Het eerste lid heeft betrekking op het investeringsbudget. Bij integrale gebiedsontwikkeling is vrijwel altijd sprake van een grote wederzijdse afhankelijkheid tussen partners. De daadwerkelijke inzet van IGP-middelen worden per project gebaseerd op een realisatieplan. Subsidie op grond van artikel 2, eerste lid, kan pas aangevraagd worden nadat een realisatieplan door provinciale staten is vastgesteld.

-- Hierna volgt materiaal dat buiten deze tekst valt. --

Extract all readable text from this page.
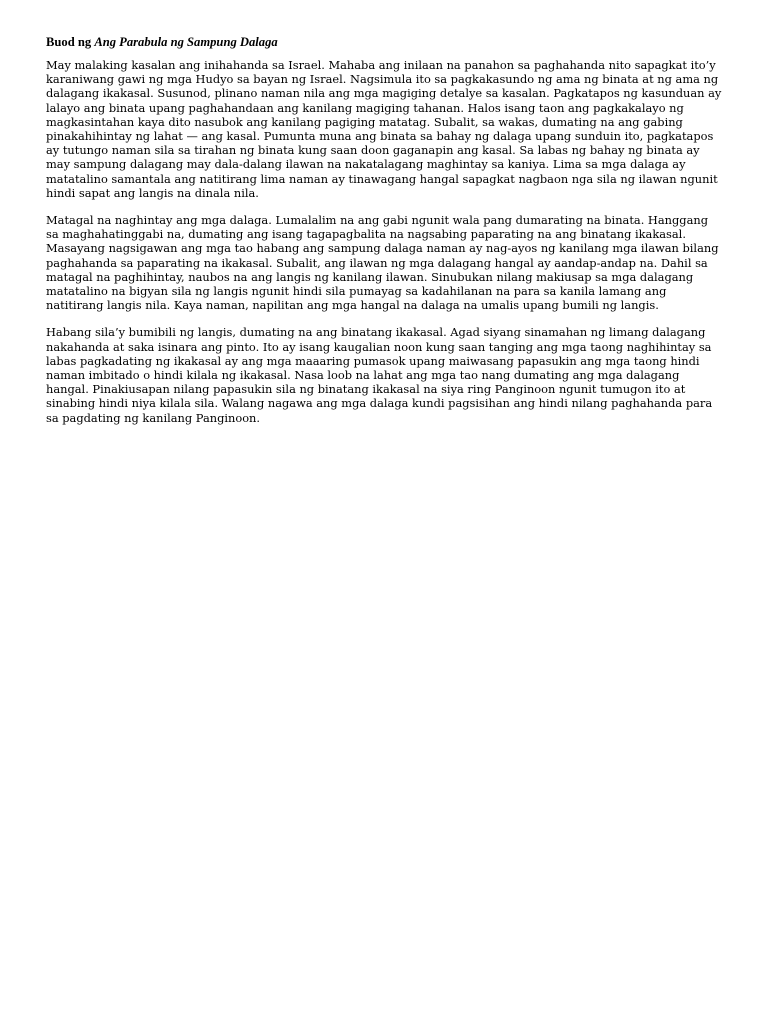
Buod ng Ang Parabula ng Sampung Dalaga

May malaking kasalan ang inihahanda sa Israel. Mahaba ang inilaan na panahon sa paghahanda nito sapagkat ito’y karaniwang gawi ng mga Hudyo sa bayan ng Israel. Nagsimula ito sa pagkakasundo ng ama ng binata at ng ama ng dalagang ikakasal. Susunod, plinano naman nila ang mga magiging detalye sa kasalan. Pagkatapos ng kasunduan ay lalayo ang binata upang paghahandaan ang kanilang magiging tahanan. Halos isang taon ang pagkakalayo ng magkasintahan kaya dito nasubok ang kanilang pagiging matatag. Subalit, sa wakas, dumating na ang gabing pinakahihintay ng lahat — ang kasal. Pumunta muna ang binata sa bahay ng dalaga upang sunduin ito, pagkatapos ay tutungo naman sila sa tirahan ng binata kung saan doon gaganapin ang kasal. Sa labas ng bahay ng binata ay may sampung dalagang may dala-dalang ilawan na nakatalagang maghintay sa kaniya. Lima sa mga dalaga ay matatalino samantala ang natitirang lima naman ay tinawagang hangal sapagkat nagbaon nga sila ng ilawan ngunit hindi sapat ang langis na dinala nila.

Matagal na naghintay ang mga dalaga. Lumalalim na ang gabi ngunit wala pang dumarating na binata. Hanggang sa maghahatinggabi na, dumating ang isang tagapagbalita na nagsabing paparating na ang binatang ikakasal. Masayang nagsigawan ang mga tao habang ang sampung dalaga naman ay nag-ayos ng kanilang mga ilawan bilang paghahanda sa paparating na ikakasal. Subalit, ang ilawan ng mga dalagang hangal ay aandap-andap na. Dahil sa matagal na paghihintay, naubos na ang langis ng kanilang ilawan. Sinubukan nilang makiusap sa mga dalagang matatalino na bigyan sila ng langis ngunit hindi sila pumayag sa kadahilanan na para sa kanila lamang ang natitirang langis nila. Kaya naman, napilitan ang mga hangal na dalaga na umalis upang bumili ng langis.

Habang sila’y bumibili ng langis, dumating na ang binatang ikakasal. Agad siyang sinamahan ng limang dalagang nakahanda at saka isinara ang pinto. Ito ay isang kaugalian noon kung saan tanging ang mga taong naghihintay sa labas pagkadating ng ikakasal ay ang mga maaaring pumasok upang maiwasang papasukin ang mga taong hindi naman imbitado o hindi kilala ng ikakasal. Nasa loob na lahat ang mga tao nang dumating ang mga dalagang hangal. Pinakiusapan nilang papasukin sila ng binatang ikakasal na siya ring Panginoon ngunit tumugon ito at sinabing hindi niya kilala sila. Walang nagawa ang mga dalaga kundi pagsisihan ang hindi nilang paghahanda para sa pagdating ng kanilang Panginoon.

Naast investeringsbudget is het ook mogelijk om in de voorbereidende stappen procesgeld uit het IGP in te zetten om de samenwerking en bundeling van inzet te stimuleren (tweede lid). Ten behoeve van een vooronderzoek, om helder te krijgen of het (potentiële) project ‘IGP-waardig’ is, kan subsidie aangevraagd worden. Dit geldt ook voor de verkenningsfase. Ook kan subsidie aangevraagd worden voor projecten die nog niet opgenomen zijn in het IGP, maar die daar in potentie wel voor in aanmerking komen.

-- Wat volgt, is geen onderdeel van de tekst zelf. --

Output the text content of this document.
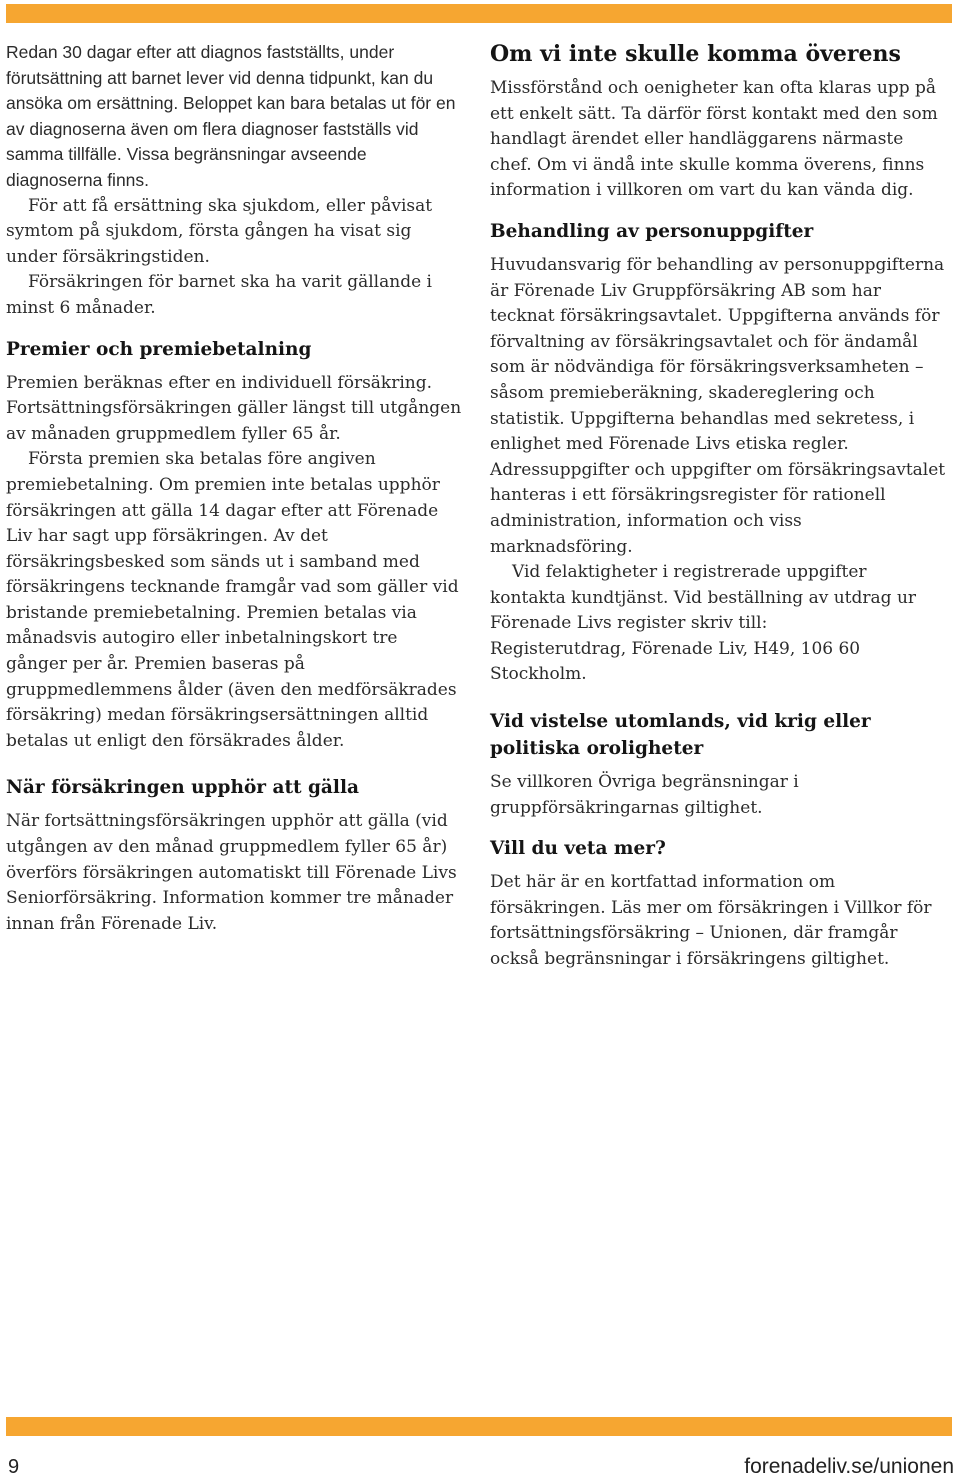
Redan 30 dagar efter att diagnos fastställts, under förutsättning att barnet lever vid denna tidpunkt, kan du ansöka om ersättning. Beloppet kan bara betalas ut för en av diagnoserna även om flera diagnoser fastställs vid samma tillfälle. Vissa begränsningar avseende diagnoserna finns.

För att få ersättning ska sjukdom, eller påvisat symtom på sjukdom, första gången ha visat sig under försäkringstiden.

Försäkringen för barnet ska ha varit gällande i minst 6 månader.

Premier och premiebetalning

Premien beräknas efter en individuell försäkring. Fortsättningsförsäkringen gäller längst till utgången av månaden gruppmedlem fyller 65 år.

Första premien ska betalas före angiven premiebetalning. Om premien inte betalas upphör försäkringen att gälla 14 dagar efter att Förenade Liv har sagt upp försäkringen. Av det försäkringsbesked som sänds ut i samband med försäkringens tecknande framgår vad som gäller vid bristande premiebetalning. Premien betalas via månadsvis autogiro eller inbetalningskort tre gånger per år. Premien baseras på gruppmedlemmens ålder (även den medförsäkrades försäkring) medan försäkringsersättningen alltid betalas ut enligt den försäkrades ålder.

När försäkringen upphör att gälla

När fortsättningsförsäkringen upphör att gälla (vid utgången av den månad gruppmedlem fyller 65 år) överförs försäkringen automatiskt till Förenade Livs Seniorförsäkring. Information kommer tre månader innan från Förenade Liv.

Om vi inte skulle komma överens

Missförstånd och oenigheter kan ofta klaras upp på ett enkelt sätt. Ta därför först kontakt med den som handlagt ärendet eller handläggarens närmaste chef. Om vi ändå inte skulle komma överens, finns information i villkoren om vart du kan vända dig.

Behandling av personuppgifter

Huvudansvarig för behandling av personuppgifterna är Förenade Liv Gruppförsäkring AB som har tecknat försäkringsavtalet. Uppgifterna används för förvaltning av försäkringsavtalet och för ändamål som är nödvändiga för försäkringsverksamheten – såsom premieberäkning, skadereglering och statistik. Uppgifterna behandlas med sekretess, i enlighet med Förenade Livs etiska regler.

Adressuppgifter och uppgifter om försäkringsavtalet hanteras i ett försäkringsregister för rationell administration, information och viss marknadsföring.

Vid felaktigheter i registrerade uppgifter kontakta kundtjänst. Vid beställning av utdrag ur Förenade Livs register skriv till:

Registerutdrag, Förenade Liv, H49, 106 60 Stockholm.

Vid vistelse utomlands, vid krig eller politiska oroligheter

Se villkoren Övriga begränsningar i gruppförsäkringarnas giltighet.

Vill du veta mer?

Det här är en kortfattad information om försäkringen. Läs mer om försäkringen i Villkor för fortsättningsförsäkring – Unionen, där framgår också begränsningar i försäkringens giltighet.

9	forenadeliv.se/unionen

Artikel 3 Subsidieontvangers

Zowel rijksoverheid als gemeenten en waterschappen kunnen subsidie ontvangen. Daarnaast kunnen ook maatschappelijke organisaties subsidie aanvragen.

Artikel 5 Aanvraag

Vanuit het oogpunt van flexibiliteit en maatwerk kunnen aanvragen gedurende het gehele kalenderjaar worden ingediend. Hierdoor kan een bijdrage worden toegekend op het moment dat dit het meest efficiënt is voor het project en het grootste effect wordt bereikt. Omdat de wijze van ondersteuning bepaald wordt op basis van een dialoog tussen aanvrager en provincie, kunnen schriftelijke aanvragen enkel worden ingediend na een mondelinge intake. Tijdens dit gesprek worden de doelstelling, het tijdspad en de te bereiken resultaten van het project besproken tussen potentiële aanvrager en de provincie Utrecht. Samen wordt bekeken in hoeverre de mogelijke aanvraag voldoet aan de criteria in artikel 2 en welke potentie een mogelijke aanvraag heeft. Na deze mondelinge intake heeft de potentiële aanvrager een helder beeld over de kansrijkheid van provinciale ondersteuning van het project, en kan desgewenst een officiële schriftelijke aanvraag indienen. Voor alle vormen van subsidie wordt per aanvraag op basis van maatwerk bekeken wat de maximale hoogte van het bedrag wordt. Gedeputeerde staten beschikken op een aanvraag om subsidie binnen acht weken na ontvangst van de aanvraag (artikel 9, eerste lid, Asv). Een aanvraag voor subsidie op grond van artikel 2, eerste lid, kan pas in behandeling worden genomen nadat provinciale staten een realisatieplan hebben vast-gesteld. Tijdens de mondelinge intake wordt hieraan expliciet aandacht besteed.

Artikel 7 Subsidieplafond

Het subsidieplafond voor activiteiten voor de ontwikkeling en uitvoering is gesteld op € 13.450.000,-. Dit plafond geldt voor de periode 2013 tot en met 2015. Het subsidieplafond voor activiteiten ter stimulering van de planvorming is vastgesteld op € 300.000,-. Dit subsidieplafond geldt voor de periode van 2013 tot en met 2015. Er is gekozen voor een programma-budget zonder specifieke verdeling over de verschillende ambities. Dit om te beschikken over maximale flexibiliteit om in te kunnen spelen op actuele situaties en om per project maatwerk te kunnen toepassen. Gedeputeerde staten kunnen op een later tijdstip besluiten het budget, binnen de gestelde ambities van het IGP alsnog te verdelen in aparte deelplafonds voor de verschillende opgaven.

Artikel 8 Subsidieverlening

Dit artikel heeft betrekking op rentedragende lening.